I take a deep breath, just like him. Deep breaths sure come in handy sometimes. “If it's all just part of therapy, why am I not supposed to talk about it with anyone else?”

Dr. Johnstone grows a mite tense. “Elizabeth, all therapy is private and to be held in strictest confidence. You know that. I don't tell anyone what you say and do in therapy, and you don't tell anyone what I say and do. And don't you ever forget that.”

Well, maybe Dr. Johnstone doesn't know it, but I wasn't born yesterday. So I know that a bit dog hollers. And Dr. Johnstone, he sounds awfully bitten to me. So, I just merely say what the real Elizabeth might say to yet another old man wanting to put his hands all over her, without her invitation. “Dr. Johnstone,” I say, “I promise that I, Elizabeth, will keep my therapy in strictest confidence. But,” I say, getting up to leave, “you see, I can't ever predict what that little imp Angela might do. I'm sorry.”

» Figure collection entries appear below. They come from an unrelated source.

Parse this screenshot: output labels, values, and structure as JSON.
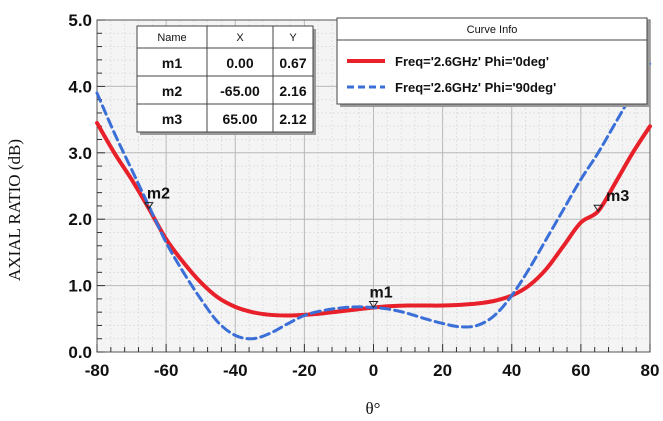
{
  "chart_data": {
    "type": "line",
    "xlabel": "θ°",
    "ylabel": "AXIAL RATIO (dB)",
    "xlim": [
      -80,
      80
    ],
    "ylim": [
      0,
      5
    ],
    "x_ticks": [
      -80,
      -60,
      -40,
      -20,
      0,
      20,
      40,
      60,
      80
    ],
    "y_ticks": [
      "0.0",
      "1.0",
      "2.0",
      "3.0",
      "4.0",
      "5.0"
    ],
    "grid": true,
    "legend_title": "Curve Info",
    "legend_placement": "top-right",
    "series": [
      {
        "name": "Freq='2.6GHz' Phi='0deg'",
        "color": "#e8202a",
        "style": "solid",
        "x": [
          -80,
          -75,
          -70,
          -65,
          -60,
          -55,
          -50,
          -45,
          -40,
          -35,
          -30,
          -25,
          -20,
          -15,
          -10,
          -5,
          0,
          5,
          10,
          15,
          20,
          25,
          30,
          35,
          40,
          45,
          50,
          55,
          60,
          65,
          70,
          75,
          80
        ],
        "y": [
          3.45,
          3.0,
          2.6,
          2.16,
          1.7,
          1.35,
          1.05,
          0.82,
          0.68,
          0.6,
          0.56,
          0.55,
          0.56,
          0.58,
          0.61,
          0.64,
          0.67,
          0.69,
          0.7,
          0.7,
          0.7,
          0.71,
          0.73,
          0.77,
          0.85,
          1.0,
          1.25,
          1.6,
          1.95,
          2.12,
          2.55,
          3.0,
          3.4
        ]
      },
      {
        "name": "Freq='2.6GHz' Phi='90deg'",
        "color": "#3a6fd8",
        "style": "dashed",
        "x": [
          -80,
          -75,
          -70,
          -65,
          -60,
          -55,
          -50,
          -45,
          -40,
          -35,
          -30,
          -25,
          -20,
          -15,
          -10,
          -5,
          0,
          5,
          10,
          15,
          20,
          25,
          30,
          35,
          40,
          45,
          50,
          55,
          60,
          65,
          70,
          75,
          80
        ],
        "y": [
          3.9,
          3.3,
          2.75,
          2.2,
          1.65,
          1.2,
          0.8,
          0.45,
          0.25,
          0.2,
          0.28,
          0.42,
          0.55,
          0.62,
          0.66,
          0.68,
          0.67,
          0.64,
          0.58,
          0.5,
          0.43,
          0.38,
          0.4,
          0.55,
          0.85,
          1.25,
          1.7,
          2.15,
          2.6,
          3.0,
          3.45,
          3.9,
          4.35
        ]
      }
    ],
    "markers": [
      {
        "name": "m1",
        "x": 0.0,
        "y": 0.67
      },
      {
        "name": "m2",
        "x": -65.0,
        "y": 2.16
      },
      {
        "name": "m3",
        "x": 65.0,
        "y": 2.12
      }
    ],
    "marker_table": {
      "headers": [
        "Name",
        "X",
        "Y"
      ],
      "rows": [
        [
          "m1",
          "0.00",
          "0.67"
        ],
        [
          "m2",
          "-65.00",
          "2.16"
        ],
        [
          "m3",
          "65.00",
          "2.12"
        ]
      ]
    }
  }
}
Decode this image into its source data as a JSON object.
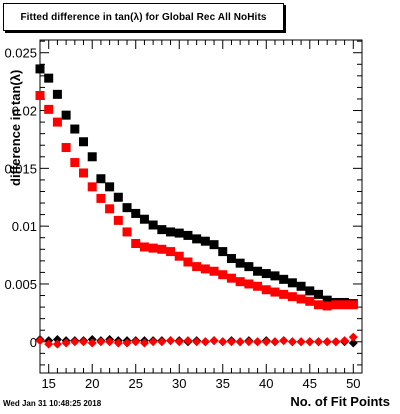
{
  "title": "Fitted difference in tan(λ) for Global Rec All NoHits",
  "timestamp": "Wed Jan 31 10:48:25 2018",
  "chart_data": {
    "type": "scatter",
    "title": "Fitted difference in tan(λ) for Global Rec All NoHits",
    "xlabel": "No. of Fit Points",
    "ylabel": "difference in tan(λ)",
    "xlim": [
      14,
      51
    ],
    "ylim": [
      -0.0027,
      0.0261
    ],
    "xticks": [
      15,
      20,
      25,
      30,
      35,
      40,
      45,
      50
    ],
    "yticks": [
      0,
      0.005,
      0.01,
      0.015,
      0.02,
      0.025
    ],
    "ytick_labels": [
      "0",
      "0.005",
      "0.01",
      "0.015",
      "0.02",
      "0.025"
    ],
    "grid": false,
    "series": [
      {
        "color": "#000000",
        "marker": "square",
        "x": [
          14,
          15,
          16,
          17,
          18,
          19,
          20,
          21,
          22,
          23,
          24,
          25,
          26,
          27,
          28,
          29,
          30,
          31,
          32,
          33,
          34,
          35,
          36,
          37,
          38,
          39,
          40,
          41,
          42,
          43,
          44,
          45,
          46,
          47,
          48,
          49,
          50
        ],
        "values": [
          0.0236,
          0.0228,
          0.0214,
          0.0196,
          0.0184,
          0.0173,
          0.016,
          0.0141,
          0.0134,
          0.0125,
          0.0116,
          0.0111,
          0.0106,
          0.0101,
          0.0097,
          0.0095,
          0.0094,
          0.0092,
          0.0089,
          0.0087,
          0.0084,
          0.0078,
          0.0072,
          0.0068,
          0.0065,
          0.0061,
          0.0059,
          0.0057,
          0.0054,
          0.0051,
          0.0048,
          0.0044,
          0.0041,
          0.0036,
          0.0034,
          0.0034,
          0.0033
        ]
      },
      {
        "color": "#ff0000",
        "marker": "square",
        "x": [
          14,
          15,
          16,
          17,
          18,
          19,
          20,
          21,
          22,
          23,
          24,
          25,
          26,
          27,
          28,
          29,
          30,
          31,
          32,
          33,
          34,
          35,
          36,
          37,
          38,
          39,
          40,
          41,
          42,
          43,
          44,
          45,
          46,
          47,
          48,
          49,
          50
        ],
        "values": [
          0.0213,
          0.0201,
          0.019,
          0.0168,
          0.0155,
          0.0146,
          0.0134,
          0.0124,
          0.0115,
          0.0105,
          0.0095,
          0.0085,
          0.0082,
          0.0081,
          0.008,
          0.0078,
          0.0074,
          0.0069,
          0.0065,
          0.0063,
          0.0061,
          0.0058,
          0.0055,
          0.0052,
          0.005,
          0.0048,
          0.0045,
          0.0043,
          0.0041,
          0.0039,
          0.0037,
          0.0035,
          0.0032,
          0.0031,
          0.0032,
          0.0032,
          0.0032
        ]
      },
      {
        "color": "#000000",
        "marker": "diamond",
        "x": [
          14,
          15,
          16,
          17,
          18,
          19,
          20,
          21,
          22,
          23,
          24,
          25,
          26,
          27,
          28,
          29,
          30,
          31,
          32,
          33,
          34,
          35,
          36,
          37,
          38,
          39,
          40,
          41,
          42,
          43,
          44,
          45,
          46,
          47,
          48,
          49,
          50
        ],
        "values": [
          0.0002,
          0.0001,
          0.0002,
          0.0001,
          0.0001,
          0.0001,
          0.0002,
          0.0001,
          0.0002,
          0.0001,
          0.0001,
          0.0001,
          0.0001,
          0.0001,
          0.0001,
          0.0001,
          0.0001,
          0.0,
          0.0001,
          0.0,
          0.0001,
          0.0,
          0.0001,
          0.0,
          0.0001,
          0.0,
          0.0001,
          0.0,
          0.0001,
          0.0,
          0.0,
          0.0,
          0.0,
          0.0,
          0.0,
          0.0,
          -0.0001
        ]
      },
      {
        "color": "#ff0000",
        "marker": "diamond",
        "x": [
          14,
          15,
          16,
          17,
          18,
          19,
          20,
          21,
          22,
          23,
          24,
          25,
          26,
          27,
          28,
          29,
          30,
          31,
          32,
          33,
          34,
          35,
          36,
          37,
          38,
          39,
          40,
          41,
          42,
          43,
          44,
          45,
          46,
          47,
          48,
          49,
          50
        ],
        "values": [
          0.0001,
          -0.0002,
          -0.0002,
          -0.0001,
          0.0,
          0.0,
          -0.0001,
          0.0,
          0.0,
          -0.0001,
          -0.0001,
          0.0,
          -0.0001,
          0.0,
          0.0,
          0.0001,
          0.0,
          0.0001,
          0.0,
          0.0,
          0.0001,
          0.0,
          0.0,
          0.0,
          0.0,
          0.0,
          0.0,
          0.0,
          0.0001,
          0.0,
          0.0,
          0.0,
          0.0,
          0.0,
          0.0,
          0.0001,
          0.0004
        ]
      }
    ]
  }
}
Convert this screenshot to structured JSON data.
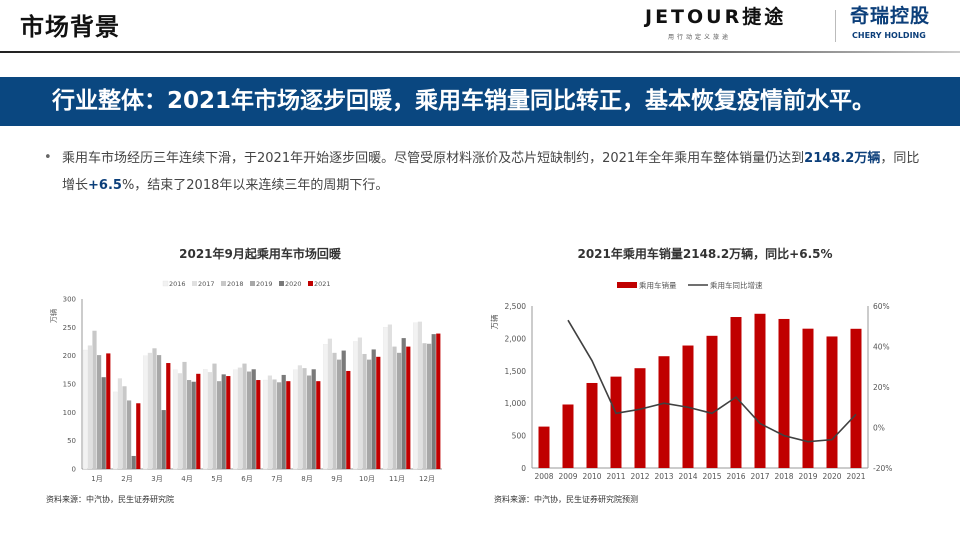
{
  "header": {
    "section_title": "市场背景",
    "logo_jetour": "JETOUR捷途",
    "logo_jetour_tagline": "用行动定义旅途",
    "logo_chery": "奇瑞控股",
    "logo_chery_en": "CHERY HOLDING"
  },
  "banner": {
    "text": "行业整体：2021年市场逐步回暖，乘用车销量同比转正，基本恢复疫情前水平。"
  },
  "paragraph": {
    "part1": "乘用车市场经历三年连续下滑，于2021年开始逐步回暖。尽管受原材料涨价及芯片短缺制约，2021年全年乘用车整体销量仍达到",
    "highlight1": "2148.2万辆",
    "part2": "，同比增长",
    "highlight2": "+6.5",
    "part3": "%，结束了2018年以来连续三年的周期下行。"
  },
  "colors": {
    "brand_blue": "#0a4780",
    "bar_red": "#c00000",
    "line_dark": "#404040"
  },
  "chart_data": [
    {
      "type": "bar",
      "title": "2021年9月起乘用车市场回暖",
      "ylabel": "万辆",
      "ylim": [
        0,
        300
      ],
      "yticks": [
        0,
        50,
        100,
        150,
        200,
        250,
        300
      ],
      "legend_position": "top",
      "grid": false,
      "categories": [
        "1月",
        "2月",
        "3月",
        "4月",
        "5月",
        "6月",
        "7月",
        "8月",
        "9月",
        "10月",
        "11月",
        "12月"
      ],
      "series": [
        {
          "name": "2016",
          "color": "#f2f2f2",
          "values": [
            210,
            136,
            200,
            175,
            176,
            175,
            157,
            175,
            220,
            225,
            250,
            258
          ]
        },
        {
          "name": "2017",
          "color": "#e0e0e0",
          "values": [
            218,
            160,
            205,
            169,
            171,
            179,
            165,
            183,
            230,
            232,
            255,
            260
          ]
        },
        {
          "name": "2018",
          "color": "#c8c8c8",
          "values": [
            244,
            146,
            213,
            189,
            186,
            186,
            158,
            178,
            205,
            203,
            216,
            222
          ]
        },
        {
          "name": "2019",
          "color": "#a8a8a8",
          "values": [
            201,
            121,
            201,
            157,
            155,
            172,
            153,
            165,
            193,
            193,
            205,
            221
          ]
        },
        {
          "name": "2020",
          "color": "#7a7a7a",
          "values": [
            162,
            23,
            104,
            154,
            167,
            176,
            166,
            176,
            209,
            211,
            231,
            238
          ]
        },
        {
          "name": "2021",
          "color": "#c00000",
          "values": [
            204,
            116,
            187,
            168,
            164,
            157,
            155,
            155,
            173,
            198,
            216,
            239
          ]
        }
      ],
      "source": "资料来源：中汽协，民生证券研究院"
    },
    {
      "type": "bar+line",
      "title": "2021年乘用车销量2148.2万辆，同比+6.5%",
      "ylabel": "万辆",
      "ylim": [
        0,
        2500
      ],
      "yticks": [
        "0",
        "500",
        "1,000",
        "1,500",
        "2,000",
        "2,500"
      ],
      "y2lim": [
        -20,
        60
      ],
      "y2ticks": [
        "-20%",
        "0%",
        "20%",
        "40%",
        "60%"
      ],
      "legend_position": "top",
      "grid": false,
      "categories": [
        "2008",
        "2009",
        "2010",
        "2011",
        "2012",
        "2013",
        "2014",
        "2015",
        "2016",
        "2017",
        "2018",
        "2019",
        "2020",
        "2021"
      ],
      "series": [
        {
          "name": "乘用车销量",
          "type": "bar",
          "axis": "left",
          "values": [
            639,
            980,
            1312,
            1410,
            1540,
            1725,
            1890,
            2040,
            2330,
            2380,
            2300,
            2150,
            2030,
            2148.2
          ]
        },
        {
          "name": "乘用车同比增速",
          "type": "line",
          "axis": "right",
          "values": [
            null,
            53,
            33,
            7,
            9,
            12,
            10,
            7,
            15,
            2,
            -4,
            -7,
            -6,
            6.5
          ]
        }
      ],
      "source": "资料来源：中汽协，民生证券研究院预测"
    }
  ]
}
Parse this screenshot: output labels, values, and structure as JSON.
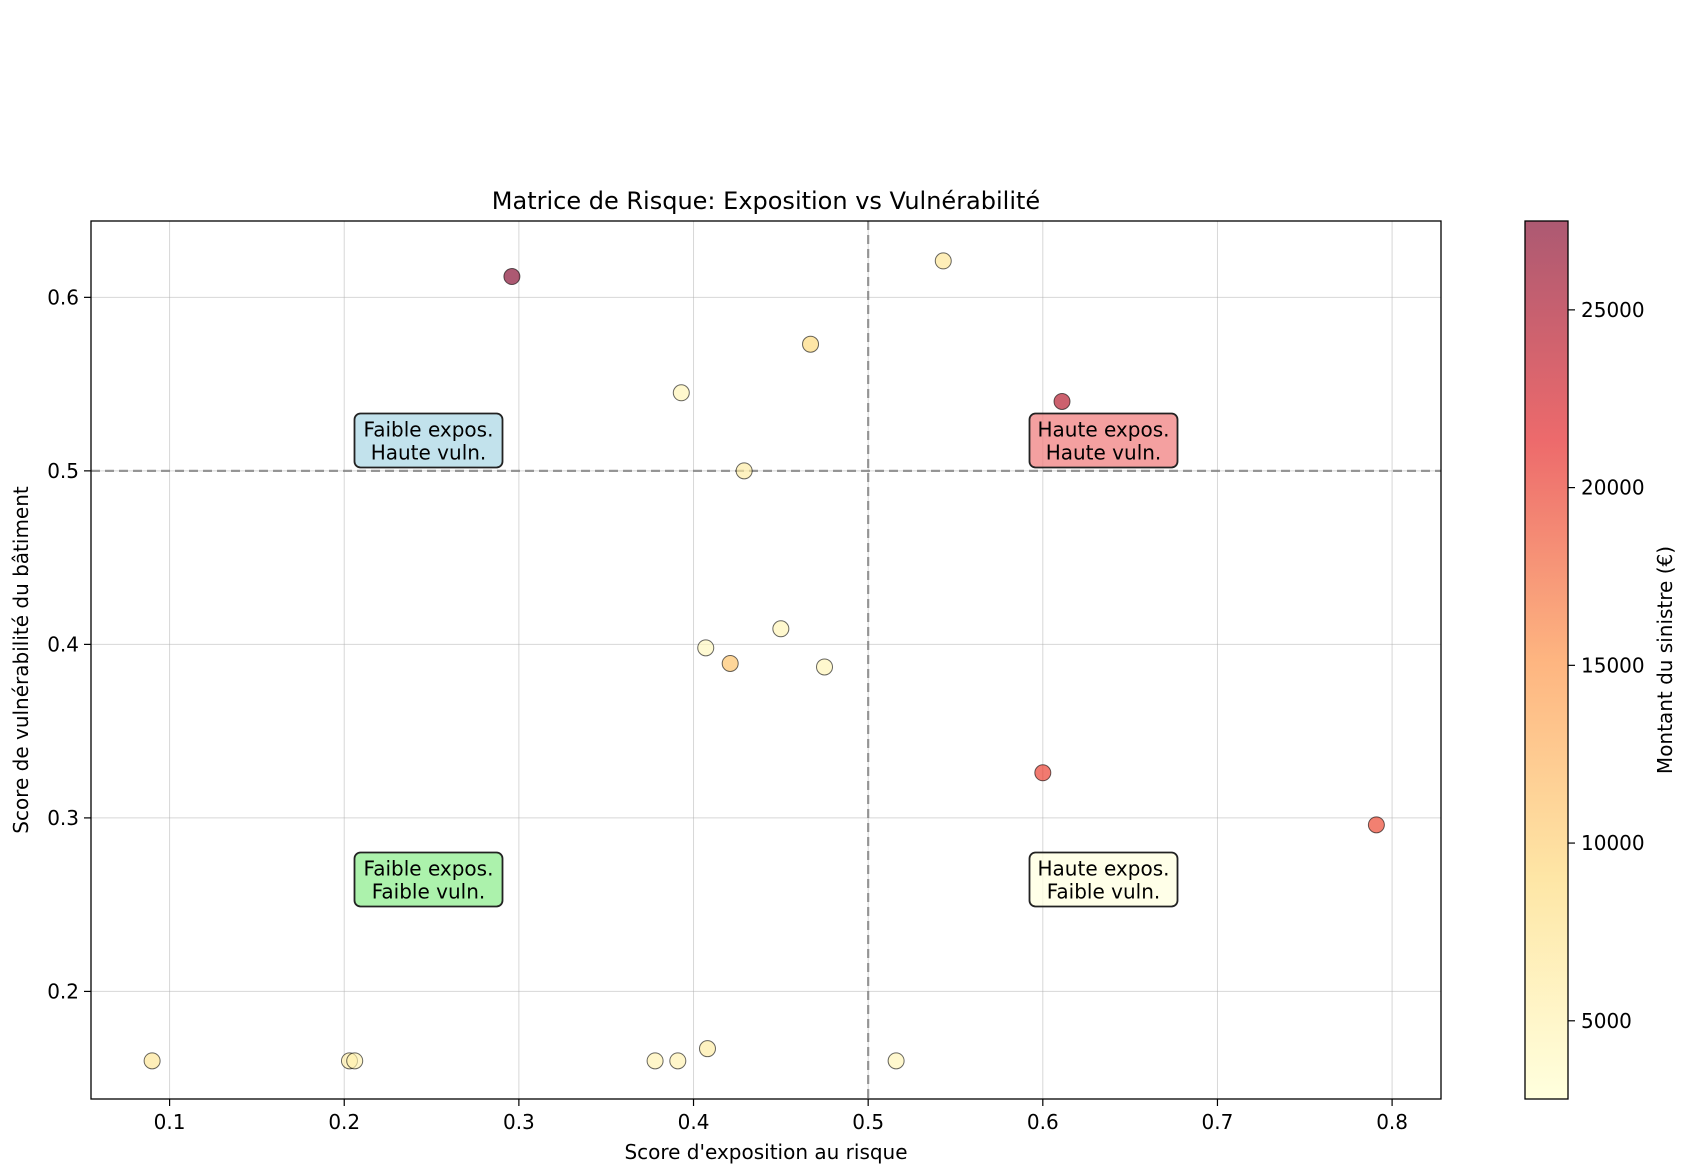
{
  "chart_data": {
    "type": "scatter",
    "title": "Matrice de Risque: Exposition vs Vulnérabilité",
    "xlabel": "Score d'exposition au risque",
    "ylabel": "Score de vulnérabilité du bâtiment",
    "colorbar_label": "Montant du sinistre (€)",
    "xlim": [
      0.055,
      0.828
    ],
    "ylim": [
      0.138,
      0.644
    ],
    "clim": [
      2800,
      27500
    ],
    "colormap": "YlOrRd",
    "xticks": [
      0.1,
      0.2,
      0.3,
      0.4,
      0.5,
      0.6,
      0.7,
      0.8
    ],
    "xtick_labels": [
      "0.1",
      "0.2",
      "0.3",
      "0.4",
      "0.5",
      "0.6",
      "0.7",
      "0.8"
    ],
    "yticks": [
      0.2,
      0.3,
      0.4,
      0.5,
      0.6
    ],
    "ytick_labels": [
      "0.2",
      "0.3",
      "0.4",
      "0.5",
      "0.6"
    ],
    "cticks": [
      5000,
      10000,
      15000,
      20000,
      25000
    ],
    "ctick_labels": [
      "5000",
      "10000",
      "15000",
      "20000",
      "25000"
    ],
    "grid": true,
    "threshold_x": 0.5,
    "threshold_y": 0.5,
    "quadrant_labels": [
      {
        "line1": "Faible expos.",
        "line2": "Haute vuln.",
        "color": "#add8e6",
        "x": 0.25,
        "y": 0.75
      },
      {
        "line1": "Haute expos.",
        "line2": "Haute vuln.",
        "color": "#f08080",
        "x": 0.75,
        "y": 0.75
      },
      {
        "line1": "Faible expos.",
        "line2": "Faible vuln.",
        "color": "#90ee90",
        "x": 0.25,
        "y": 0.25
      },
      {
        "line1": "Haute expos.",
        "line2": "Faible vuln.",
        "color": "#ffffe0",
        "x": 0.75,
        "y": 0.25
      }
    ],
    "points": [
      {
        "x": 0.296,
        "y": 0.612,
        "value": 27500
      },
      {
        "x": 0.543,
        "y": 0.621,
        "value": 7000
      },
      {
        "x": 0.467,
        "y": 0.573,
        "value": 9000
      },
      {
        "x": 0.393,
        "y": 0.545,
        "value": 4500
      },
      {
        "x": 0.611,
        "y": 0.54,
        "value": 24500
      },
      {
        "x": 0.429,
        "y": 0.5,
        "value": 6000
      },
      {
        "x": 0.45,
        "y": 0.409,
        "value": 4500
      },
      {
        "x": 0.407,
        "y": 0.398,
        "value": 4000
      },
      {
        "x": 0.421,
        "y": 0.389,
        "value": 11000
      },
      {
        "x": 0.475,
        "y": 0.387,
        "value": 4500
      },
      {
        "x": 0.6,
        "y": 0.326,
        "value": 20000
      },
      {
        "x": 0.791,
        "y": 0.296,
        "value": 19500
      },
      {
        "x": 0.09,
        "y": 0.16,
        "value": 7000
      },
      {
        "x": 0.203,
        "y": 0.16,
        "value": 5500
      },
      {
        "x": 0.206,
        "y": 0.16,
        "value": 5000
      },
      {
        "x": 0.378,
        "y": 0.16,
        "value": 5000
      },
      {
        "x": 0.391,
        "y": 0.16,
        "value": 5000
      },
      {
        "x": 0.408,
        "y": 0.167,
        "value": 6000
      },
      {
        "x": 0.516,
        "y": 0.16,
        "value": 4500
      }
    ]
  }
}
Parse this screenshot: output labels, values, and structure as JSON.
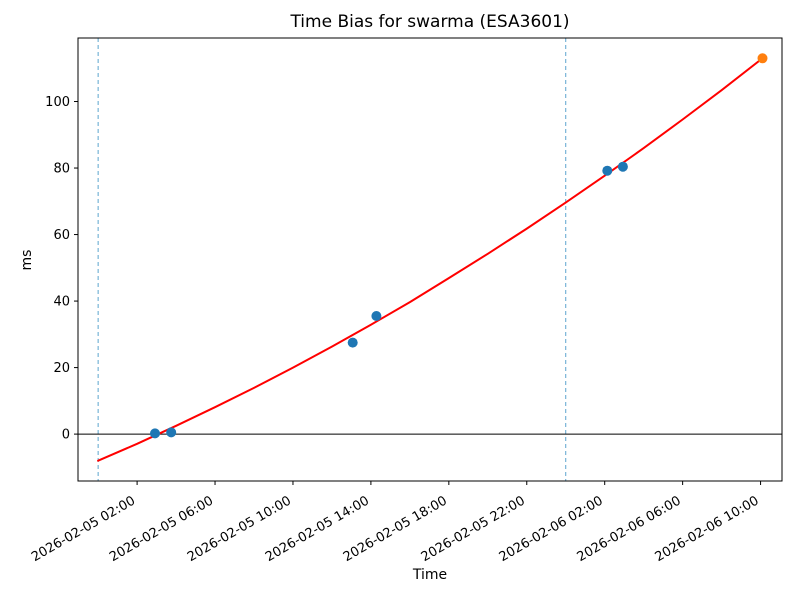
{
  "figure": {
    "background": "#ffffff"
  },
  "chart_data": {
    "type": "scatter",
    "title": "Time Bias for swarma (ESA3601)",
    "xlabel": "Time",
    "ylabel": "ms",
    "x_tick_labels": [
      "2026-02-05 02:00",
      "2026-02-05 06:00",
      "2026-02-05 10:00",
      "2026-02-05 14:00",
      "2026-02-05 18:00",
      "2026-02-05 22:00",
      "2026-02-06 02:00",
      "2026-02-06 06:00",
      "2026-02-06 10:00"
    ],
    "y_ticks": [
      0,
      20,
      40,
      60,
      80,
      100
    ],
    "xlim": [
      "2026-02-04 22:58",
      "2026-02-06 11:06"
    ],
    "ylim": [
      -14.1,
      119.1
    ],
    "grid": false,
    "legend": "none",
    "frame_color": "#000000",
    "series": [
      {
        "name": "fit-curve",
        "type": "line",
        "color": "#ff0000",
        "width": 2,
        "points": [
          [
            "2026-02-05 00:00",
            -8.0
          ],
          [
            "2026-02-05 02:00",
            -2.9
          ],
          [
            "2026-02-05 04:00",
            2.5
          ],
          [
            "2026-02-05 06:00",
            8.1
          ],
          [
            "2026-02-05 08:00",
            13.9
          ],
          [
            "2026-02-05 10:00",
            20.0
          ],
          [
            "2026-02-05 12:00",
            26.3
          ],
          [
            "2026-02-05 14:00",
            32.9
          ],
          [
            "2026-02-05 16:00",
            39.7
          ],
          [
            "2026-02-05 18:00",
            46.9
          ],
          [
            "2026-02-05 20:00",
            54.2
          ],
          [
            "2026-02-05 22:00",
            61.8
          ],
          [
            "2026-02-06 00:00",
            69.6
          ],
          [
            "2026-02-06 02:00",
            77.7
          ],
          [
            "2026-02-06 04:00",
            86.0
          ],
          [
            "2026-02-06 06:00",
            94.6
          ],
          [
            "2026-02-06 08:00",
            103.4
          ],
          [
            "2026-02-06 10:06",
            113.0
          ]
        ]
      },
      {
        "name": "observations",
        "type": "scatter",
        "color": "#1f77b4",
        "marker_radius": 5,
        "points": [
          [
            "2026-02-05 02:55",
            0.2
          ],
          [
            "2026-02-05 03:45",
            0.5
          ],
          [
            "2026-02-05 13:04",
            27.5
          ],
          [
            "2026-02-05 14:17",
            35.5
          ],
          [
            "2026-02-06 02:08",
            79.2
          ],
          [
            "2026-02-06 02:56",
            80.4
          ]
        ]
      },
      {
        "name": "latest-observation",
        "type": "scatter",
        "color": "#ff7f0e",
        "marker_radius": 5,
        "points": [
          [
            "2026-02-06 10:06",
            113.0
          ]
        ]
      }
    ],
    "vlines": [
      {
        "x": "2026-02-05 00:00",
        "color": "#5ca4cf",
        "style": "dashed"
      },
      {
        "x": "2026-02-06 00:00",
        "color": "#5ca4cf",
        "style": "dashed"
      }
    ],
    "hlines": [
      {
        "y": 0,
        "color": "#000000",
        "style": "solid"
      }
    ]
  }
}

What was once the hardest part about being at Nathan—talking with Dr. Johnstone—has at last become the easiest. The hardest part now about being at Nathan is thinking about leaving Nathan. Leaving people the likes of Dr. Adams and Miss Hansom. Besides getting a little makeup and a straight, new hairdo from Miss Hansom, both she and Dr. Adams have given me something that I'll always have, something no one can take away from me, and that's something like a little more belief in myself that I can do things the way I want to do them, and even more that I have a right to do things the way I want to do them. And even Dr. Shaver, I'll have to admit, has given me maybe even the most important thing—
by being a window for me to start looking out into the world, since I can't keep hanging on to mirrors.

And besides leaving Dr. Adams and Miss Hansom, I will miss the Saturday night Mr. Fleet specials, dancing 'round and 'round and feeling free as a bird in the tree, and playing Ping-Pong with Lenny, who'll give a trace of a smile every now and then when he gives a grand slam that I can't return.

The only thing that worries me about leaving Nathan is Belinda, not knowing what will happen to her, although she isn't crying as much now, probably because of the medicine, but maybe it will help her stop crying long enough so she can see some way to make the best of her daddy and brothers and sisters back home.

Delores is with me, talking words of encouragement as I pack up my things to go home.

“Delores,” I say, “I have this feeling like I'm going somewhere I've never been before. You know what I mean?”

She nods, her smile warming me up like the sunshine coming out. “It'll seem odd, you'll feel awkward, out of place, but, Elizabeth, you'll be fine,” she whispers.

“But I feel like Mama and Daddy, well, I don't know, I feel like they're going to be strangers to me, and I, Elizabeth, will be a stranger to them. A stranger in my own house.”

Delores laughs. Well, she laughs as much as possible with such a hoarse voice.

“Going and coming from here,” she says, “it's kind of like a twilight zone. Eerie, isn't it?”

“Yes!” I say, so glad she has said exactly what I am feeling. “Yes! And do you feel like you're standing back watching yourself? Like right now, it seems like I'm another person standing here watching my hands fold these gowns and put them in my bag. It's weird, Delores! Am I crazy, or what?”

We both laugh. “If you were crazy, you wouldn't be talking like this,” she says. “You're going to be fine, Elizabeth. I'm so happy for you.”

“But, Delores, how long are you going to be here?” All of a sudden I can really talk with Delores, now that I'm leaving, I can talk. “Will you ever get to talking again? What are you going to do? What happened?”